By contrast, unpublished recipes that form the core of a business, data sold to customers, and accumulated know-how must be treated as something different from public content. Careful measures such as confidentiality management, access restrictions, contracts, and thoughtful design of the method of provision are precisely what make it possible to protect the value that truly matters.

In the culinary world, creativity and practicality are closely intertwined. For that reason, it is difficult to organize everything solely through copyright as one might with a work of art. In reality, it often makes more sense to think in terms of business information management.

Conclusion

The issue surrounding Aoi no Kyushoku-shitsu is not merely a case of online controversy, nor is it simply an emotional conflict between creators. It includes a distinctly modern question: where should we draw the line between recipes as widely shared knowledge and know-how accumulated as part of a business?

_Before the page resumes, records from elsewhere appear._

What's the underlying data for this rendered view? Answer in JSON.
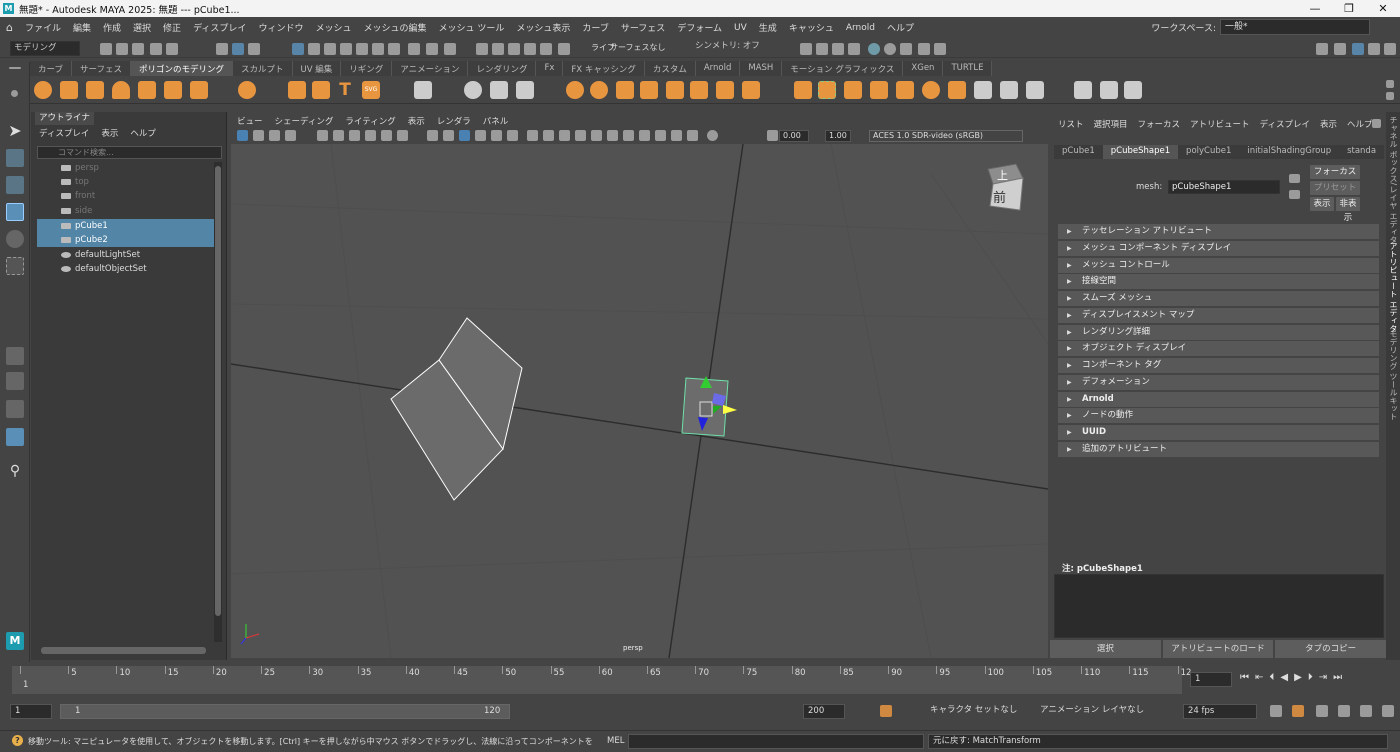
{
  "title_bar": {
    "title": "無題* - Autodesk MAYA 2025: 無題   ---   pCube1...",
    "controls": [
      "—",
      "❐",
      "✕"
    ]
  },
  "menu": {
    "items": [
      "ファイル",
      "編集",
      "作成",
      "選択",
      "修正",
      "ディスプレイ",
      "ウィンドウ",
      "メッシュ",
      "メッシュの編集",
      "メッシュ ツール",
      "メッシュ表示",
      "カーブ",
      "サーフェス",
      "デフォーム",
      "UV",
      "生成",
      "キャッシュ",
      "Arnold",
      "ヘルプ"
    ]
  },
  "workspace": {
    "label": "ワークスペース:",
    "value": "一般*"
  },
  "status_line": {
    "mode": "モデリング",
    "live": "ライブ",
    "live_value": "サーフェスなし",
    "symmetry": "シンメトリ: オフ"
  },
  "shelf": {
    "tabs": [
      "カーブ",
      "サーフェス",
      "ポリゴンのモデリング",
      "スカルプト",
      "UV 編集",
      "リギング",
      "アニメーション",
      "レンダリング",
      "Fx",
      "FX キャッシング",
      "カスタム",
      "Arnold",
      "MASH",
      "モーション グラフィックス",
      "XGen",
      "TURTLE"
    ],
    "active_tab": 2
  },
  "outliner": {
    "tab": "アウトライナ",
    "menus": [
      "ディスプレイ",
      "表示",
      "ヘルプ"
    ],
    "search_placeholder": "コマンド検索...",
    "items": [
      {
        "label": "persp",
        "dim": true,
        "selected": false
      },
      {
        "label": "top",
        "dim": true,
        "selected": false
      },
      {
        "label": "front",
        "dim": true,
        "selected": false
      },
      {
        "label": "side",
        "dim": true,
        "selected": false
      },
      {
        "label": "pCube1",
        "dim": false,
        "selected": true
      },
      {
        "label": "pCube2",
        "dim": false,
        "selected": true
      },
      {
        "label": "defaultLightSet",
        "dim": false,
        "selected": false
      },
      {
        "label": "defaultObjectSet",
        "dim": false,
        "selected": false
      }
    ]
  },
  "viewport": {
    "menus": [
      "ビュー",
      "シェーディング",
      "ライティング",
      "表示",
      "レンダラ",
      "パネル"
    ],
    "exposure": "0.00",
    "gamma": "1.00",
    "color_space": "ACES 1.0 SDR-video (sRGB)",
    "camera_label": "persp",
    "viewcube_top": "上",
    "viewcube_front": "前"
  },
  "attribute_editor": {
    "menus": [
      "リスト",
      "選択項目",
      "フォーカス",
      "アトリビュート",
      "ディスプレイ",
      "表示",
      "ヘルプ"
    ],
    "tabs": [
      "pCube1",
      "pCubeShape1",
      "polyCube1",
      "initialShadingGroup",
      "standa"
    ],
    "active_tab": 1,
    "mesh_label": "mesh:",
    "mesh_value": "pCubeShape1",
    "focus_btn": "フォーカス",
    "preset_btn": "プリセット",
    "show_btn": "表示",
    "hide_btn": "非表示",
    "sections": [
      "テッセレーション アトリビュート",
      "メッシュ コンポーネント ディスプレイ",
      "メッシュ コントロール",
      "接線空間",
      "スムーズ メッシュ",
      "ディスプレイスメント マップ",
      "レンダリング詳細",
      "オブジェクト ディスプレイ",
      "コンポーネント タグ",
      "デフォメーション",
      "Arnold",
      "ノードの動作",
      "UUID",
      "追加のアトリビュート"
    ],
    "notes_label": "注:  pCubeShape1",
    "bottom_buttons": [
      "選択",
      "アトリビュートのロード",
      "タブのコピー"
    ]
  },
  "side_tabs": [
    "チャネル ボックス/レイヤ エディタ",
    "アトリビュート エディタ",
    "モデリング ツールキット"
  ],
  "timeline": {
    "ticks": [
      "1",
      "5",
      "10",
      "15",
      "20",
      "25",
      "30",
      "35",
      "40",
      "45",
      "50",
      "55",
      "60",
      "65",
      "70",
      "75",
      "80",
      "85",
      "90",
      "95",
      "100",
      "105",
      "110",
      "115",
      "12"
    ],
    "current_frame": "1"
  },
  "range": {
    "start": "1",
    "range_start": "1",
    "range_end": "120",
    "end": "200",
    "char_set": "キャラクタ セットなし",
    "anim_layer": "アニメーション レイヤなし",
    "fps": "24 fps"
  },
  "command_line": {
    "help": "移動ツール: マニピュレータを使用して、オブジェクトを移動します。[Ctrl] キーを押しながら中マウス ボタンでドラッグし、法線に沿ってコンポーネントを移動します。[Shift] キーを押しながらマニ",
    "lang": "MEL",
    "result": "元に戻す: MatchTransform"
  },
  "logo_text": "M"
}
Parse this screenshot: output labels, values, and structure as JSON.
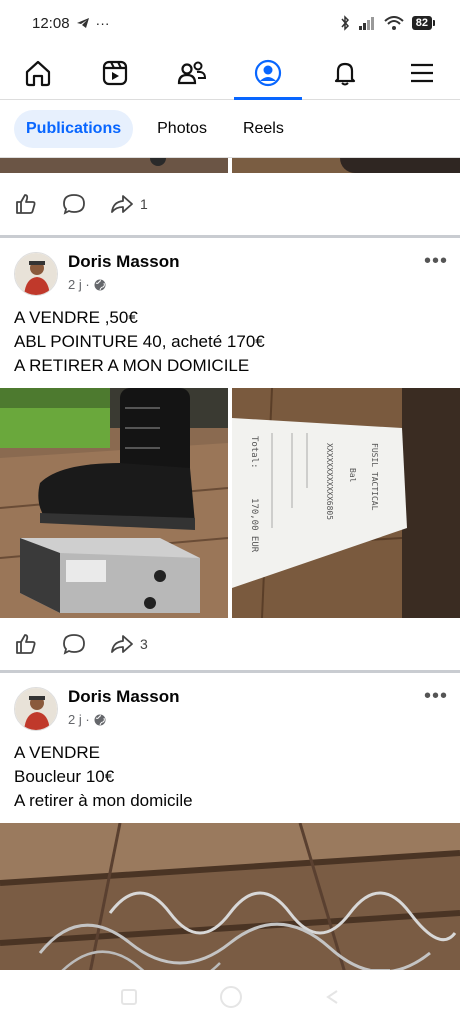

As a general rule, publicly disclosed recipes are difficult to monopolize. However, unpublished recipe data and know-how accumulated over time may be protectable depending on how they are managed and what contracts are in place. What matters is neither giving up and assuming that “recipes cannot be protected,” nor expecting that “everything can become a legal right.”

The key is to carefully design, in ordinary times, what will be made public, what will be kept confidential, and what will be governed by contract. I believe this case should be understood as a powerful reminder of how important that line-drawing really is.